Write Ahead Log and Checkpoints
PostgreSQL is probably the most reliable database ever. No kidding here. I had some responsibility at some point of hundreds of servers at remote locations most of the times with no UPS, where electricity was cut frequently, and PostgreSQL was the last thing to worry about. Even with severe disk damage, PostgreSQL managed to be working and be as consistent as possible. I cannot ask more. Sometimes I wonder if filesystems could learn from it, as they gave me far more headaches than PostgreSQL and they are even more critical.

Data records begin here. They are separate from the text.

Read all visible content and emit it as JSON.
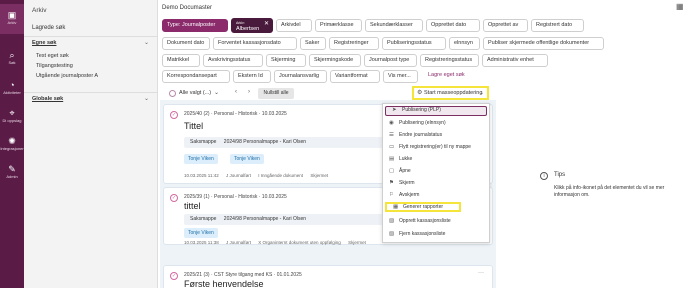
{
  "rail": [
    {
      "label": "Arkiv",
      "icon": "folder-icon",
      "glyph": "▣"
    },
    {
      "label": "Søk",
      "icon": "search-icon",
      "glyph": "⌕"
    },
    {
      "label": "Aktiviteter",
      "icon": "activity-icon",
      "glyph": "◔"
    },
    {
      "label": "Di oppslag",
      "icon": "map-pin-icon",
      "glyph": "⌖"
    },
    {
      "label": "Integrasjoner",
      "icon": "cog-icon",
      "glyph": "✺"
    },
    {
      "label": "Admin",
      "icon": "tools-icon",
      "glyph": "✎"
    }
  ],
  "left_panel": {
    "title": "Arkiv",
    "saved_search": "Lagrede søk",
    "own_section": "Egne søk",
    "own_items": [
      "Test eget søk",
      "Tilgangstesting",
      "Utgående journalposter A"
    ],
    "global_section": "Globale søk",
    "chevron": "⌄"
  },
  "header": {
    "title": "Demo Documaster",
    "icon_glyph": "▦"
  },
  "chips": {
    "type_filter": "Type: Journalposter",
    "owner_small": "Arkiv:",
    "owner_value": "Albertsen",
    "close": "✕",
    "row1": [
      "Arkivdel",
      "Primærklasse",
      "Sekundærklasser",
      "Opprettet dato",
      "Opprettet av",
      "Registrert dato"
    ],
    "row2": [
      "Dokument dato",
      "Forventet kassasjonsdato",
      "Saker",
      "Registreringer",
      "Publiseringsstatus",
      "elnnsyn",
      "Publiser skjermede offentlige dokumenter"
    ],
    "row3": [
      "Matrikkel",
      "Avskrivingsstatus",
      "Skjerming",
      "Skjermingskode",
      "Journalpost type",
      "Registreringsstatus",
      "Administrativ enhet"
    ],
    "row4": [
      "Korrespondansepart",
      "Ekstern Id",
      "Journalansvarlig",
      "Variantformat",
      "Vis mer..."
    ],
    "save_search": "Lagre eget søk"
  },
  "toolbar": {
    "select_all": "Alle valgt (...)",
    "select_all_chev": "⌄",
    "prev": "‹",
    "next": "›",
    "reset": "Nullstill alle",
    "mass_update": "Start masseoppdatering",
    "mass_cog": "⚙",
    "mass_chev": "⌄"
  },
  "cards": [
    {
      "check": "✓",
      "meta": "2025/40 (2)  ·  Personal - Historisk  ·  10.03.2025",
      "dots": "···",
      "title": "Tittel",
      "sub_label": "Saksmappe",
      "sub_value": "2024/98  Personalmappe - Kari Olsen",
      "tags": [
        "Tonje Viken",
        "Tonje Viken"
      ],
      "foot": [
        "10.03.2025 11:42",
        "J  Journalført",
        "I  Inngående dokument",
        "Skjermet"
      ]
    },
    {
      "check": "✓",
      "meta": "2025/39 (1)  ·  Personal - Historisk  ·  10.03.2025",
      "dots": "···",
      "title": "tittel",
      "sub_label": "Saksmappe",
      "sub_value": "2024/98  Personalmappe - Kari Olsen",
      "tags": [
        "Tonje Viken"
      ],
      "foot": [
        "10.03.2025 11:38",
        "J  Journalført",
        "X  Organinternt dokument uten oppfølging",
        "Skjermet"
      ]
    },
    {
      "check": "✓",
      "meta": "2025/21 (3)  ·  CST Styre tilgang med KS  ·  01.01.2025",
      "dots": "···",
      "title": "Første henvendelse"
    }
  ],
  "menu": [
    {
      "label": "Publisering (PLP)",
      "glyph": "➤"
    },
    {
      "label": "Publisering (elnnsyn)",
      "glyph": "◉"
    },
    {
      "label": "Endre journalstatus",
      "glyph": "☰"
    },
    {
      "label": "Flytt registrering(er) til ny mappe",
      "glyph": "▭"
    },
    {
      "label": "Lukke",
      "glyph": "▤"
    },
    {
      "label": "Åpne",
      "glyph": "▢"
    },
    {
      "label": "Skjerm",
      "glyph": "⚑"
    },
    {
      "label": "Avskjerm",
      "glyph": "⚐"
    },
    {
      "label": "Generer rapporter",
      "glyph": "▦"
    },
    {
      "label": "Opprett kassasjonsliste",
      "glyph": "▧"
    },
    {
      "label": "Fjern kassasjonsliste",
      "glyph": "▨"
    }
  ],
  "tips": {
    "icon_glyph": "i",
    "title": "Tips",
    "text": "Klikk på info-ikonet på det elementet du vil se mer informasjon om."
  },
  "colors": {
    "rail": "#5a1b47",
    "accent": "#8b2b6c",
    "highlight": "#f5e43a"
  }
}
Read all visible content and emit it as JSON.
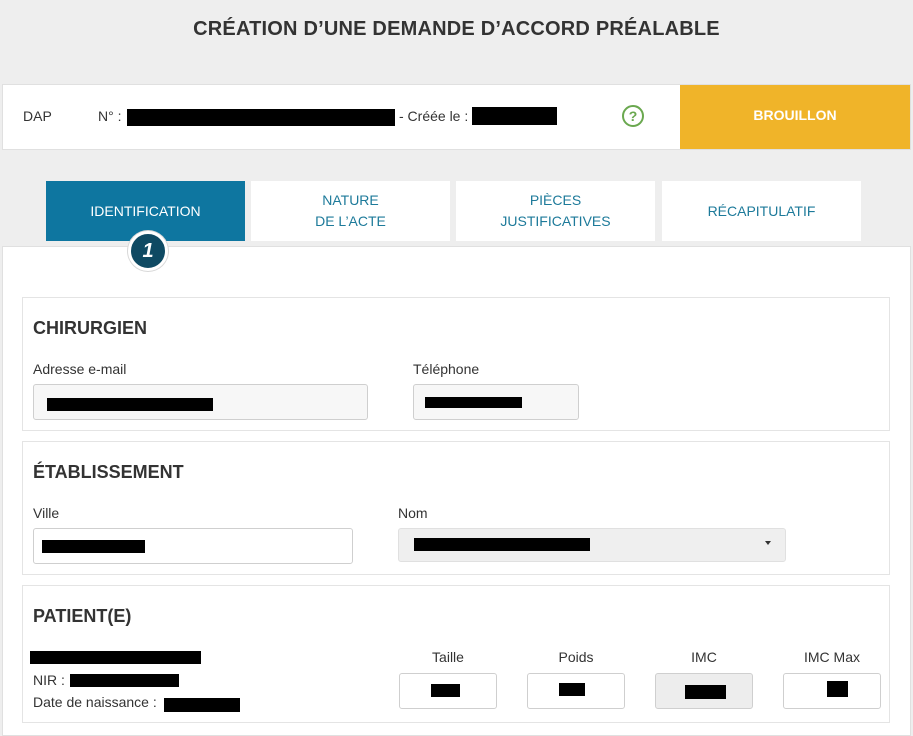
{
  "page": {
    "title": "CRÉATION D’UNE DEMANDE D’ACCORD PRÉALABLE"
  },
  "header": {
    "dap_label": "DAP",
    "number_label": "N° :",
    "created_label": "- Créée le :",
    "help_icon": "?",
    "status": "BROUILLON"
  },
  "tabs": [
    {
      "label": "IDENTIFICATION",
      "active": true
    },
    {
      "label": "NATURE\nDE L’ACTE",
      "active": false
    },
    {
      "label": "PIÈCES\nJUSTIFICATIVES",
      "active": false
    },
    {
      "label": "RÉCAPITULATIF",
      "active": false
    }
  ],
  "step_indicator": "1",
  "sections": {
    "chirurgien": {
      "title": "CHIRURGIEN",
      "email_label": "Adresse e-mail",
      "phone_label": "Téléphone"
    },
    "etablissement": {
      "title": "ÉTABLISSEMENT",
      "city_label": "Ville",
      "name_label": "Nom"
    },
    "patient": {
      "title": "PATIENT(E)",
      "nir_label": "NIR :",
      "birth_label": "Date de naissance :",
      "height_label": "Taille",
      "weight_label": "Poids",
      "bmi_label": "IMC",
      "bmi_max_label": "IMC Max"
    }
  },
  "colors": {
    "active_tab": "#0e76a0",
    "tab_text": "#1d7a9a",
    "status_badge": "#f0b429",
    "help_icon": "#6aa84f",
    "step_circle": "#0f4a63"
  }
}
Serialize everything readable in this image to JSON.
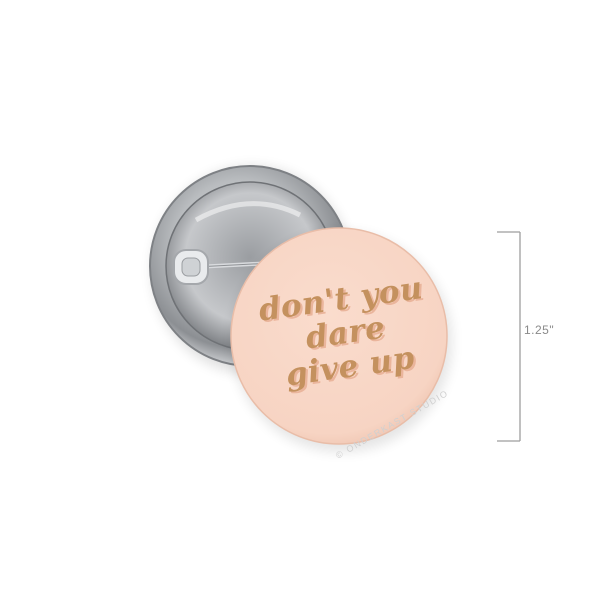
{
  "product": {
    "slogan_lines": [
      "don't you",
      "dare",
      "give up"
    ],
    "size_label": "1.25\"",
    "watermark": "© ONDERKAST STUDIO"
  },
  "colors": {
    "badge_face": "#f8d7c8",
    "text": "#c4915e",
    "text_shadow": "#eab59c",
    "metal_back": "#c7c9cc",
    "measure_line": "#9e9e9e"
  }
}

How PostgreSQL manages to be so resilient to failures? It is a combination of several things, but the main one is its Write Ahead Log, or WAL.
Everytime that PostgreSQL wants to write anything it never touches the database files, instead, it appends records into WAL describing what would have been written. These changes are temorarily held on memory on a buffer and dynamically merged with the real files when anyone asks for data.
Every 15 minutes or when the buffer reaches a desired limit, a Checkpoint operation is trigered. Its work is to actually change the database files in background following what was written into the WAL.
It goes more or less like this: First appends into the WAL a record saying “I’m going to checkpoint from WAL record 113 to record 455”. Then starts performing the task. Any write on PostgreSQL while this happens is just appended to the WAL, with no locks or waits. When it completes appends a new WAL record saying “I completed the checkpoint up to record 455”.
If the server stops abruptly, when you start PostgreSQL will look for all WAL records until it founds out if any checkpoint was half done, if it was the case, it will redo that checkpoint. Then will determine which is the latest consistent state in WAL and checkpoint up to that point. And ready to go!
Any change that wasn’t committed would be lost, and if there was any WAL half-written, will be discarded as well. And your DB will be ready and consistent in a matter of seconds, transparently, with no user interaction.
With the default configuration of PostgreSQL you are guaranteed that no single transaction would be ever lost if they committed.
This is because PostgreSQL will do an fsync and ensure that data is properly stored on disk before returning from a COMMIT command. At least, stored in the WAL records on disk. So, if your REST API is performing a payment operation and returns OK to the client, this change is safely stored by the time it happens and you have guarantee that it would never return OK if it could be lost later.
Of course, this has a performance penalty. Syncing to disk is a costful operation and makes slower writes. For massive operations, usually it is recommended to bundle them in reasonably sized transactions or use the COPY command.
In case you need extra speed at the cost of losing the last few seconds in case of a failure, you can disable the synchronous_commit option and you’ll get a huge speed boost on writes. This can be changed on the fly without restarting the server, so you can always change it for a few hours and when the batch finishes, enable it again. Still, with this option off, the most you can lose is less than a minute in the worst case.
If you want speed at all costs, fsync and other security measures can be easily disabled. And then you’ll get faster write speed than any other DB, even when comparing with NoSQL databases. But, it is not recommended as it could render your database unrecoverable in case of failure (but still unlikely).
Instead of risking your data, there’s a much easier way. Buy a proper RAID card that has a big write cache and a battery to power up the disks. You’ll get even more speed and in case of failure the data will be safely written on the disk using the battery. And don’t forget to change the battery every 2 years!
Hope you liked it. It is long enough and maybe I’ll talk about other stuff about its architecture like vacuuming, toasting or hot updates in another post.